На заправке в Зальцбурге за мной внимательно наблюдал турок. Я стояла, голосовала, иногда бегала к заправочным автоматам – активно искала того, кто едет в Вену. Становилось все темнее, у меня не было фонарика. Турок, наконец, подошел:
- Ты никуда не уедешь отсюда.
Я обрадовалась его словам: когда мне кто-то говорит, что у меня ничего не получится, все сразу же получается.
- Я уеду отсюда не позднее чем через 10 минут, только отойди немного, пожалуйста. Все думают, что я с тобой, и поэтому не останавливаются.
Минут через пять я схватила вещи, не сдержалась, показала язык турку и крикнула, что я еду в Вену. И мы с рюкзаком и гитарой на пару часов примкнули к миру Адама и Энди.
- Да, я знаю, что такое Рейнбоу. – сказал Адам без тени сомнения, – но что такое Рейнбоу Газеринг?
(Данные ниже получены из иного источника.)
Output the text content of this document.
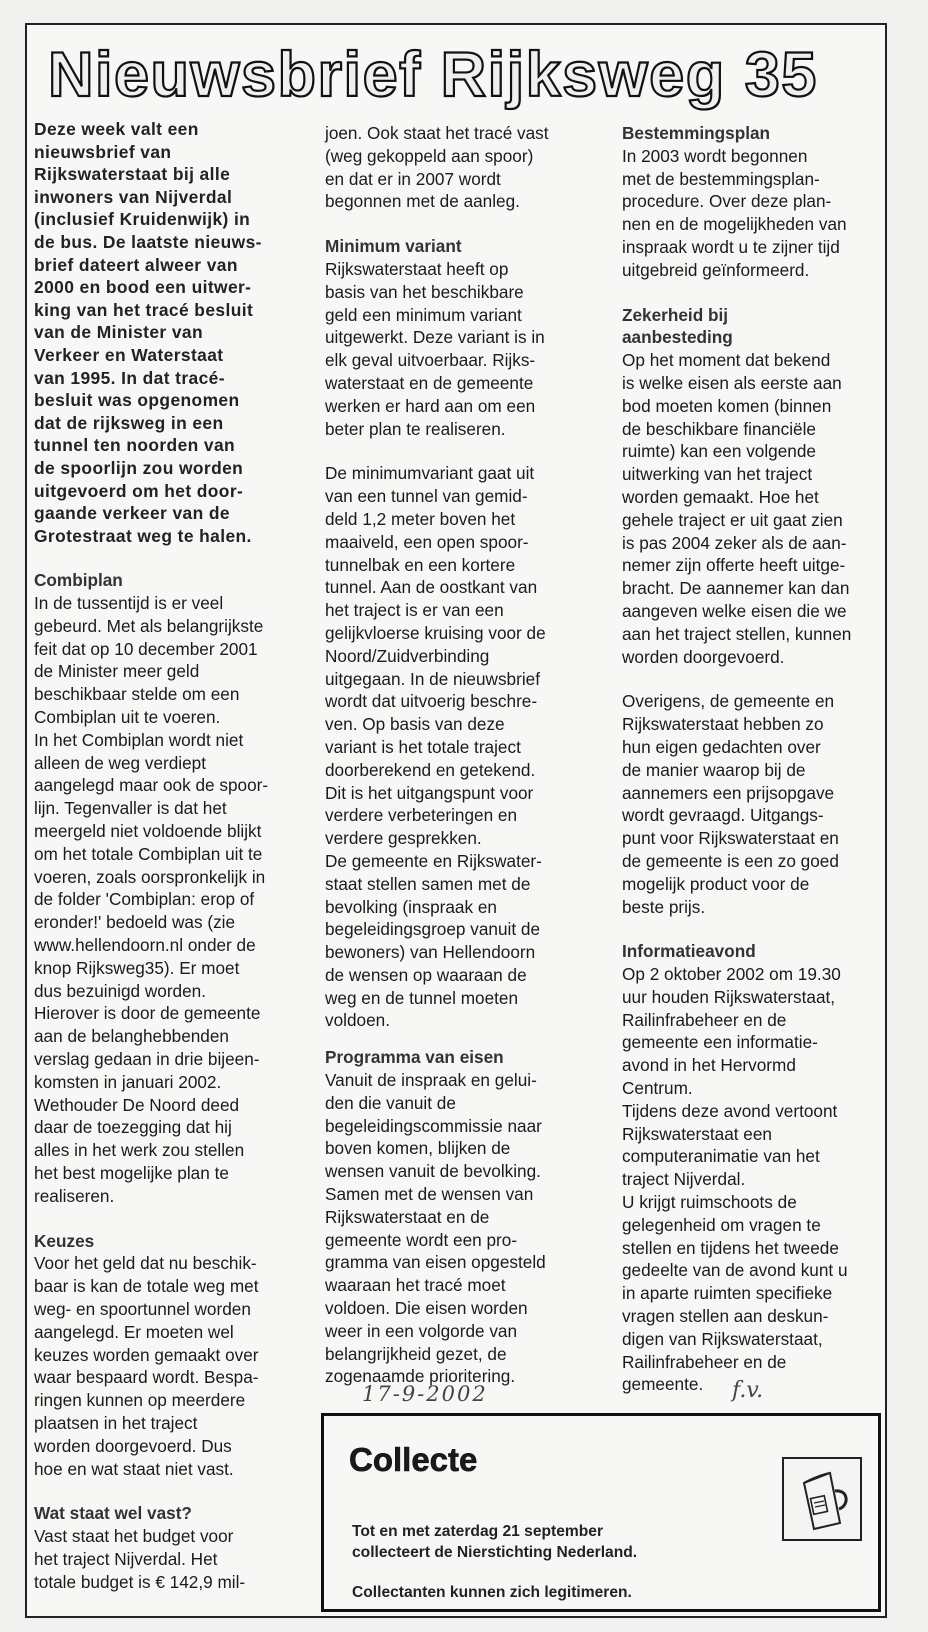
Nieuwsbrief Rijksweg 35

Deze week valt een

nieuwsbrief van

Rijkswaterstaat bij alle

inwoners van Nijverdal

(inclusief Kruidenwijk) in

de bus. De laatste nieuws-

brief dateert alweer van

2000 en bood een uitwer-

king van het tracé besluit

van de Minister van

Verkeer en Waterstaat

van 1995. In dat tracé-

besluit was opgenomen

dat de rijksweg in een

tunnel ten noorden van

de spoorlijn zou worden

uitgevoerd om het door-

gaande verkeer van de

Grotestraat weg te halen.

Combiplan

In de tussentijd is er veel

gebeurd. Met als belangrijkste

feit dat op 10 december 2001

de Minister meer geld

beschikbaar stelde om een

Combiplan uit te voeren.

In het Combiplan wordt niet

alleen de weg verdiept

aangelegd maar ook de spoor-

lijn. Tegenvaller is dat het

meergeld niet voldoende blijkt

om het totale Combiplan uit te

voeren, zoals oorspronkelijk in

de folder 'Combiplan: erop of

eronder!' bedoeld was (zie

www.hellendoorn.nl onder de

knop Rijksweg35). Er moet

dus bezuinigd worden.

Hierover is door de gemeente

aan de belanghebbenden

verslag gedaan in drie bijeen-

komsten in januari 2002.

Wethouder De Noord deed

daar de toezegging dat hij

alles in het werk zou stellen

het best mogelijke plan te

realiseren.

Keuzes

Voor het geld dat nu beschik-

baar is kan de totale weg met

weg- en spoortunnel worden

aangelegd. Er moeten wel

keuzes worden gemaakt over

waar bespaard wordt. Bespa-

ringen kunnen op meerdere

plaatsen in het traject

worden doorgevoerd. Dus

hoe en wat staat niet vast.

Wat staat wel vast?

Vast staat het budget voor

het traject Nijverdal. Het

totale budget is € 142,9 mil-

joen. Ook staat het tracé vast

(weg gekoppeld aan spoor)

en dat er in 2007 wordt

begonnen met de aanleg.

Minimum variant

Rijkswaterstaat heeft op

basis van het beschikbare

geld een minimum variant

uitgewerkt. Deze variant is in

elk geval uitvoerbaar. Rijks-

waterstaat en de gemeente

werken er hard aan om een

beter plan te realiseren.

De minimumvariant gaat uit

van een tunnel van gemid-

deld 1,2 meter boven het

maaiveld, een open spoor-

tunnelbak en een kortere

tunnel. Aan de oostkant van

het traject is er van een

gelijkvloerse kruising voor de

Noord/Zuidverbinding

uitgegaan. In de nieuwsbrief

wordt dat uitvoerig beschre-

ven. Op basis van deze

variant is het totale traject

doorberekend en getekend.

Dit is het uitgangspunt voor

verdere verbeteringen en

verdere gesprekken.

De gemeente en Rijkswater-

staat stellen samen met de

bevolking (inspraak en

begeleidingsgroep vanuit de

bewoners) van Hellendoorn

de wensen op waaraan de

weg en de tunnel moeten

voldoen.

Programma van eisen

Vanuit de inspraak en gelui-

den die vanuit de

begeleidingscommissie naar

boven komen, blijken de

wensen vanuit de bevolking.

Samen met de wensen van

Rijkswaterstaat en de

gemeente wordt een pro-

gramma van eisen opgesteld

waaraan het tracé moet

voldoen. Die eisen worden

weer in een volgorde van

belangrijkheid gezet, de

zogenaamde prioritering.

Bestemmingsplan

In 2003 wordt begonnen

met de bestemmingsplan-

procedure. Over deze plan-

nen en de mogelijkheden van

inspraak wordt u te zijner tijd

uitgebreid geïnformeerd.

Zekerheid bij

aanbesteding

Op het moment dat bekend

is welke eisen als eerste aan

bod moeten komen (binnen

de beschikbare financiële

ruimte) kan een volgende

uitwerking van het traject

worden gemaakt. Hoe het

gehele traject er uit gaat zien

is pas 2004 zeker als de aan-

nemer zijn offerte heeft uitge-

bracht. De aannemer kan dan

aangeven welke eisen die we

aan het traject stellen, kunnen

worden doorgevoerd.

Overigens, de gemeente en

Rijkswaterstaat hebben zo

hun eigen gedachten over

de manier waarop bij de

aannemers een prijsopgave

wordt gevraagd. Uitgangs-

punt voor Rijkswaterstaat en

de gemeente is een zo goed

mogelijk product voor de

beste prijs.

Informatieavond

Op 2 oktober 2002 om 19.30

uur houden Rijkswaterstaat,

Railinfrabeheer en de

gemeente een informatie-

avond in het Hervormd

Centrum.

Tijdens deze avond vertoont

Rijkswaterstaat een

computeranimatie van het

traject Nijverdal.

U krijgt ruimschoots de

gelegenheid om vragen te

stellen en tijdens het tweede

gedeelte van de avond kunt u

in aparte ruimten specifieke

vragen stellen aan deskun-

digen van Rijkswaterstaat,

Railinfrabeheer en de

gemeente.

17-9-2002	f.v.
Collecte
Tot en met zaterdag 21 september
collecteert de Nierstichting Nederland.
Collectanten kunnen zich legitimeren.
Мы ехали в умопомрачительной машине, марка которой так и осталась для меня загадкой, в сторону Вены, пролетая 200 километров за час. Было тепло и приятно сидеть в полутьме на заднем сиденье, обтянутом каким-то комическим материалом так туго, что мой вес совсем не менял его очертаний. Положив руку на дверь машины, я любовалась собственным сюрреалистичным отражением в стекле – удлиненная искажением, и оттого тонкая рука, мазок кисти цвета загара, проступающий из черноты машины, и прикрепленное руке тело, тоже искаженное стеклом, на уровне пояса плавно утопающее во мраке.